The Birth of the Dictionary
Among Johnson’s principal aims, he wrote, was to produce a volume, ‘for the use of such as aspire to exactness of criticism or elegance of style’. H.P. Collins assesses whether he succeeded.
‘Johnson was a wretched etymologist’, Macaulay.
‘I knew very well, Sir, what I was undertaking -and very well how to do it - and have done it very well’, Johnson.
In the Monthly Review of April 1755, there appeared the Advertisement which ran:
A Dictionary of the English Language; in which the words are deduced from their originals, and illustrated in their different significations by examples from the best writers; to which are prefixed a history of the language and an English grammar. By Samuel Johnson, A.M. Folio, 2 vols. £4 10s. Bound. Knapton; Longman; Hitch & Co; Miller; and Dodsley.

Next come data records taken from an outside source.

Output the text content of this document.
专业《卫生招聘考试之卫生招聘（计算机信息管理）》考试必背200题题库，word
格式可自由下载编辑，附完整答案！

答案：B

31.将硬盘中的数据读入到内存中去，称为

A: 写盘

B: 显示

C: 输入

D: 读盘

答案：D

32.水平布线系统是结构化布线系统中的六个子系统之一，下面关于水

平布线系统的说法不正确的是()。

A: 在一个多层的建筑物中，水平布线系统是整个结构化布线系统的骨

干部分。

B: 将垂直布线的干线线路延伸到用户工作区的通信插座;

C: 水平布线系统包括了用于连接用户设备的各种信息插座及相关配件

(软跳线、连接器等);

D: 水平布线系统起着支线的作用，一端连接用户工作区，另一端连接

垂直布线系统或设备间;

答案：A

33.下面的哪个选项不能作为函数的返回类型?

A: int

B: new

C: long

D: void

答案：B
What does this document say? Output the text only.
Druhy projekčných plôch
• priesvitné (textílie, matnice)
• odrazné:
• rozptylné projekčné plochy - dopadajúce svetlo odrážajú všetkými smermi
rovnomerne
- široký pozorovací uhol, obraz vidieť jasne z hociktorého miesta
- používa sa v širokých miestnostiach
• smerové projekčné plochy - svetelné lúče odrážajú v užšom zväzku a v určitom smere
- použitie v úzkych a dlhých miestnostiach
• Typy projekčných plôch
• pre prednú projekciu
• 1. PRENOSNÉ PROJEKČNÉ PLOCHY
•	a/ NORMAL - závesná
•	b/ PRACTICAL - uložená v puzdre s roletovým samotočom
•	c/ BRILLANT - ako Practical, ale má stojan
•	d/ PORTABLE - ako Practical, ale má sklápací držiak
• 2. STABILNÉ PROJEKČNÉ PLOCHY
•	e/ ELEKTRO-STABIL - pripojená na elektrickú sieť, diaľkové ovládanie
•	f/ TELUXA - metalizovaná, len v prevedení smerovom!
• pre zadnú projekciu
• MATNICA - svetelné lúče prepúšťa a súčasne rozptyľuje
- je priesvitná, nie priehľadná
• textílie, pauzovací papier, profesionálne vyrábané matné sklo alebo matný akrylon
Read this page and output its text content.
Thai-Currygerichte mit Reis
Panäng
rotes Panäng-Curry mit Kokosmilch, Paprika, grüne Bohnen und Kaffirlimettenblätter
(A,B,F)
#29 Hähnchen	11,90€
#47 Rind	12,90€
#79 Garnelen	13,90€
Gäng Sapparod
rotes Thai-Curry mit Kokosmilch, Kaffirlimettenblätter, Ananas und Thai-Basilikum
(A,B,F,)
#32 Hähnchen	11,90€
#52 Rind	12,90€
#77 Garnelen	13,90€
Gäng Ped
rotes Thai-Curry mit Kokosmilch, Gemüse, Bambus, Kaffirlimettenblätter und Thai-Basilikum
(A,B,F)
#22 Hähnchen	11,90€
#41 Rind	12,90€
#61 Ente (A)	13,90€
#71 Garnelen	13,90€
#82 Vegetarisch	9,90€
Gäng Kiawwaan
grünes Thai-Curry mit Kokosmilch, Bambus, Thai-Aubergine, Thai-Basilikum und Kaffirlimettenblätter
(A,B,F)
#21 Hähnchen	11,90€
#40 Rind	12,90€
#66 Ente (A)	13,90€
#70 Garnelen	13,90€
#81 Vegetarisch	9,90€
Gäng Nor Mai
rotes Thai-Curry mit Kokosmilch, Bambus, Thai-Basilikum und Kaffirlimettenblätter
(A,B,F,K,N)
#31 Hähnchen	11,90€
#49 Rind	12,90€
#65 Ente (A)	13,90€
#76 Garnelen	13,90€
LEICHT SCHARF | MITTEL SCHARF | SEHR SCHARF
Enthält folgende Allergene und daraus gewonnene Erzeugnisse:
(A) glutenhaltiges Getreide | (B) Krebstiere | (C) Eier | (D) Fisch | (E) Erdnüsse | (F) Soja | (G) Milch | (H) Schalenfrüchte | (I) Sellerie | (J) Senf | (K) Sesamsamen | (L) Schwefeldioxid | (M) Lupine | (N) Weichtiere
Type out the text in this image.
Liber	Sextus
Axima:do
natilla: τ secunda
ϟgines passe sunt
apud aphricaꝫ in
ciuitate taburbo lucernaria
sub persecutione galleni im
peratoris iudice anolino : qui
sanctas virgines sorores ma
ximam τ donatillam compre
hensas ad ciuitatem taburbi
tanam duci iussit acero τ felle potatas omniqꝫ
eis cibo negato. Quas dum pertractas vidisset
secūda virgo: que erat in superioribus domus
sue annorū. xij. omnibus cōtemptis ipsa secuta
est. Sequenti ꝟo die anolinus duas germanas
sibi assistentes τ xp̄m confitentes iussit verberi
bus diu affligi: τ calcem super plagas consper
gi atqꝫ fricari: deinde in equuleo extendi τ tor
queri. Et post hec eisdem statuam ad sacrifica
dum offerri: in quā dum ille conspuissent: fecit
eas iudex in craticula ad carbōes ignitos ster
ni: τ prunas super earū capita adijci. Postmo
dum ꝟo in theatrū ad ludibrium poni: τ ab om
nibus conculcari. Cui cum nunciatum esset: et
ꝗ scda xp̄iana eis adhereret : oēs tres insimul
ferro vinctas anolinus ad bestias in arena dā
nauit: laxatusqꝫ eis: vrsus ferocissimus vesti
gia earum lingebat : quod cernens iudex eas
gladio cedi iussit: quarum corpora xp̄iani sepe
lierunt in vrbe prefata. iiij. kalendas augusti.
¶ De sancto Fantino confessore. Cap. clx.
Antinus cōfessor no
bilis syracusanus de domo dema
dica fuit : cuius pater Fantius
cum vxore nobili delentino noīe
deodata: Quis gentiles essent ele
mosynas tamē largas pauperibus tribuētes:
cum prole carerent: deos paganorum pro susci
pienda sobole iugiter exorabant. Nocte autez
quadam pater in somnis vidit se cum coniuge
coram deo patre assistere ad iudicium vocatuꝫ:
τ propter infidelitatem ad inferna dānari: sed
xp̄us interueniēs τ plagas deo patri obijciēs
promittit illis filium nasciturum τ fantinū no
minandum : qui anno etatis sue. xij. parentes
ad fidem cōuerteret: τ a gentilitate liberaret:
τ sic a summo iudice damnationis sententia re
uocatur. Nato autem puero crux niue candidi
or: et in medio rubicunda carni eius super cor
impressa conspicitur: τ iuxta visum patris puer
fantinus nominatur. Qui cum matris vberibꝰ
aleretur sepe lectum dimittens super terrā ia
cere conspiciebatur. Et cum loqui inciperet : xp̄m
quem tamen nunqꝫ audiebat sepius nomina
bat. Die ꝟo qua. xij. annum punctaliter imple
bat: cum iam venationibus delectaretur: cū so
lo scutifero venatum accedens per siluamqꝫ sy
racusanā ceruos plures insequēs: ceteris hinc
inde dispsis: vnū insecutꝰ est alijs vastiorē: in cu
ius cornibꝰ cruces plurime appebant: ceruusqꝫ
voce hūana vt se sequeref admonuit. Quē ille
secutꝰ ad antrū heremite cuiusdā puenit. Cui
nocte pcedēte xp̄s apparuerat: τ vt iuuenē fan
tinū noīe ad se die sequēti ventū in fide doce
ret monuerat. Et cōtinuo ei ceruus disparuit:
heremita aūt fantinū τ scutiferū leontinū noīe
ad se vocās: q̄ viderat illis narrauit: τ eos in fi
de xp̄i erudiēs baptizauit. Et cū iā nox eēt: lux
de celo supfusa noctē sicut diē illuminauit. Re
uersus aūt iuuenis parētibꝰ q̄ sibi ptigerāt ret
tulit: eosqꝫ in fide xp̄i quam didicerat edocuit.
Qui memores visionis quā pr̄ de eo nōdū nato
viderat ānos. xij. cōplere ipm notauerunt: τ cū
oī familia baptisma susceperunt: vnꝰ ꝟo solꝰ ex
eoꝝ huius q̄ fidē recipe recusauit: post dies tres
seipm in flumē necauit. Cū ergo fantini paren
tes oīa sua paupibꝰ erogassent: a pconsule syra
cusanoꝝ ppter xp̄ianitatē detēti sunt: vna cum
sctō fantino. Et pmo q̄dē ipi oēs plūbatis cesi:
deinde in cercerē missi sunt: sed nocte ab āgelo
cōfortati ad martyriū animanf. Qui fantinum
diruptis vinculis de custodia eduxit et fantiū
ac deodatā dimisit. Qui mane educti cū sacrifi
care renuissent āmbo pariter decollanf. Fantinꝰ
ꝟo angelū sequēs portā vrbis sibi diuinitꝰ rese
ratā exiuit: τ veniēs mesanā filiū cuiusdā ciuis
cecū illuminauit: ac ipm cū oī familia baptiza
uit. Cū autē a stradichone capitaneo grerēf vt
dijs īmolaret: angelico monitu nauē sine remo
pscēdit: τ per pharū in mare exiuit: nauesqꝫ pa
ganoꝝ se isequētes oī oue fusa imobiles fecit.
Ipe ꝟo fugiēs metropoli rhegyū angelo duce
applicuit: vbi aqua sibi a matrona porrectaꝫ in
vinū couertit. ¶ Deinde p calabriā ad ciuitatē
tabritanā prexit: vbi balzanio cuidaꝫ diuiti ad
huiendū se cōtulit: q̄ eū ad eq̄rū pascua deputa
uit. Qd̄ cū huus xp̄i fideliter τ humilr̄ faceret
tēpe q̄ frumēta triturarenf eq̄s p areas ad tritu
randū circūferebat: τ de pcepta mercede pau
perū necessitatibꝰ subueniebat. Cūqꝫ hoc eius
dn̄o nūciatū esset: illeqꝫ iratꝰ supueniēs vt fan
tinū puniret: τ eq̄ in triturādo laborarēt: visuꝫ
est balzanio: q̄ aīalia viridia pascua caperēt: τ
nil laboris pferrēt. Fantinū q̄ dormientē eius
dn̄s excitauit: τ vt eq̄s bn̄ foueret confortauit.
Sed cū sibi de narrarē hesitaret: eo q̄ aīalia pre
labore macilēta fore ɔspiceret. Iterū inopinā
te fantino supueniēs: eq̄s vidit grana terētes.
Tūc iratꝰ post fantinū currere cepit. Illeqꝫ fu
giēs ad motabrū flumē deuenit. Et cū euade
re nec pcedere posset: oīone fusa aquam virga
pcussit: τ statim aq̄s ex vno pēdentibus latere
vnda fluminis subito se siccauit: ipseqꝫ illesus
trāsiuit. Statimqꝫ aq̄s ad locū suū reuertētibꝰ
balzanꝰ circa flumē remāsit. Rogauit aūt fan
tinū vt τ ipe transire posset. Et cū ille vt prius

His aged mother, we know, was ‘counting the days’ till April 15th; and nobody understood him better than she. To the hypochondriac and born procrastinator, it had been a heavy task; indeed, it was ‘easier to write poetry than to compose a Dictionary’. His mind was ‘less upon the stretch’ when versifying, or so he told Thomas Blacklock, the poet, in 1773. Also, he was, to his loss and ours, impatient of research.